A review by thaurisil
Great Expectations by Charles Dickens

4.0

This is a story of Pip, who begins life as an orphan living with his heavy-handed adult sister and her kind husband Joe, a blacksmith. Miss Havisham, a wealthy, isolated spinster, calls Pip to her house to be a companion, and there he meets the cold, beautiful Estella, through whom he comes to realise his low social standing. When Pip gains an inheritance from an unknown benefactor, whom he assumes to be Miss Havisham, he moves to London to be a gentleman, with Mr Jaggers, an aggressive and prominent lawyer, as his guardian. He gains the friendship of the good-natured Herbert and Mr Jaggers' two-sided clerk Wemmick, acquires expensive tastes and idle habits, and distances himself from Joe and his old home, all the while dreaming to win Estella. Things change when his benefactor is revealed to be Abel Magwitch, an escaped convict whom Pip helped in his childhood. Pip's dreams are dashed. His fortunes disappear with Magwitch's arrest and sentencing to death, but in the process he gains moral principles, lets go of his pride, renews his life with Joe, and begins life as a gentleman in character if not in wealth.

There are powerful moral lessons to learn from this tale, about the emptiness of pursuing worldly dreams, the importance of drawing your identity from virtue instead of wealth, and the falseness of judging man based on standing rather than character. The awareness of social status can create artificial divisions through the workings of pride, but as Pip comes to realise, all men are equal before God, who strips away the differences created by differing circumstances, and judges us based on our true characters. Indeed, there is an undercurrent of a moral message running through the whole story. This is generated mainly by the fact that Pip writes from the perspective of a man reflecting on his past, and it is his condemnation of his old sins that makes his behaviour bearable.
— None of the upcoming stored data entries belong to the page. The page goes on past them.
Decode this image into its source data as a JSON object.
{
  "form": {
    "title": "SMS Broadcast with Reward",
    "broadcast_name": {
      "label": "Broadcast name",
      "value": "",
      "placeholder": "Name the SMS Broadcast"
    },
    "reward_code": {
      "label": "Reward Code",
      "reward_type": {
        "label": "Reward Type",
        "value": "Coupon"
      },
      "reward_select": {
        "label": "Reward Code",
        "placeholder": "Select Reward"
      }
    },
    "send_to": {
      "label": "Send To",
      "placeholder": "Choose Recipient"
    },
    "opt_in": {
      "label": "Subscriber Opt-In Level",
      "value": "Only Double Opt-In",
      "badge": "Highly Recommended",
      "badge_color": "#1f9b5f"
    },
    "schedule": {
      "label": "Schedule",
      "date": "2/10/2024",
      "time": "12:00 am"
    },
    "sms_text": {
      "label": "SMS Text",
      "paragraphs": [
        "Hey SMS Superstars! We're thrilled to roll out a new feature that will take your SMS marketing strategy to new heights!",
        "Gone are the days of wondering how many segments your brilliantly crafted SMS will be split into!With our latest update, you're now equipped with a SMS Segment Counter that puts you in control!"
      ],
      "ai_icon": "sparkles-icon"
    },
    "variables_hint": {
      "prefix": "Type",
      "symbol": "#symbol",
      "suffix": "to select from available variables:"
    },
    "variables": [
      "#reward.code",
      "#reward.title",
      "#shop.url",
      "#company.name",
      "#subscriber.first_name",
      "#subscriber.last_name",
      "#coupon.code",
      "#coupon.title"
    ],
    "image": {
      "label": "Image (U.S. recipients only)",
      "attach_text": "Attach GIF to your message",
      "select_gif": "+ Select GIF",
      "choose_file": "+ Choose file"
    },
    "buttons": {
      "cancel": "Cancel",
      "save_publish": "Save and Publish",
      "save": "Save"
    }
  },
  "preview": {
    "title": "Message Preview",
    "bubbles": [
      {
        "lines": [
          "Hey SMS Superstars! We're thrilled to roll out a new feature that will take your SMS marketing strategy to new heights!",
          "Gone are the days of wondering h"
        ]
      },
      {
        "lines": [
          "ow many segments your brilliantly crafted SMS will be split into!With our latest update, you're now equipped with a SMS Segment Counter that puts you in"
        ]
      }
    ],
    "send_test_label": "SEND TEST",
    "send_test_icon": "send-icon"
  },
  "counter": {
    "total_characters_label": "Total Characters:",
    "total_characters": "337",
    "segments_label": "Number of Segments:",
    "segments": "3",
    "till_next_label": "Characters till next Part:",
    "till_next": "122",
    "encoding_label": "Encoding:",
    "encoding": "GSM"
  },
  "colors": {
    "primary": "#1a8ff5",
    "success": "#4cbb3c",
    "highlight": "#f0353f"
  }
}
Apart from the moral messages, the other highlight is the imaginative characterisation. Miss Havisham, who through living in isolation in a desolate house since she was abandoned on her wedding day has had time to cultivate her vengefulness, is frightening when we first meet her. In time it becomes clear that Estella is her tool for taking revenge on men by winning and breaking their hearts. Yet you never really hate her because she is a victim of her circumstance. She eventually repents, but dies after setting herself on fire, a fitting end for such an impassioned woman. Wemmick was for me the most delightful character. I've never met any character quite like him. With Mr Jaggers he is no-nonsense, tight, and echoes only the demanding and uncaring views of his employer. But outside the office he owns a pleasant little home built in the fantasy of a castle, with its own moat, drawbridge and cannon, an lives with an almost deaf amiable old man known only as "Aged Parent" or "Aged P.". Another standout character for me, though a minor one, was Herbert's mother Mrs Pocket, who believes that her grandfather should have been baron, spends her time reading a book about nobility, is utterly inept at raising her children, and insists on being respected yet is respected by no one. Unfortunately her character wasn't developed much, like several other promising characters – a flaw that probably arose from Dickens writing and publishing the book in serials, four chapters at a time. But these characters and several others added life to the story through their eccentricity.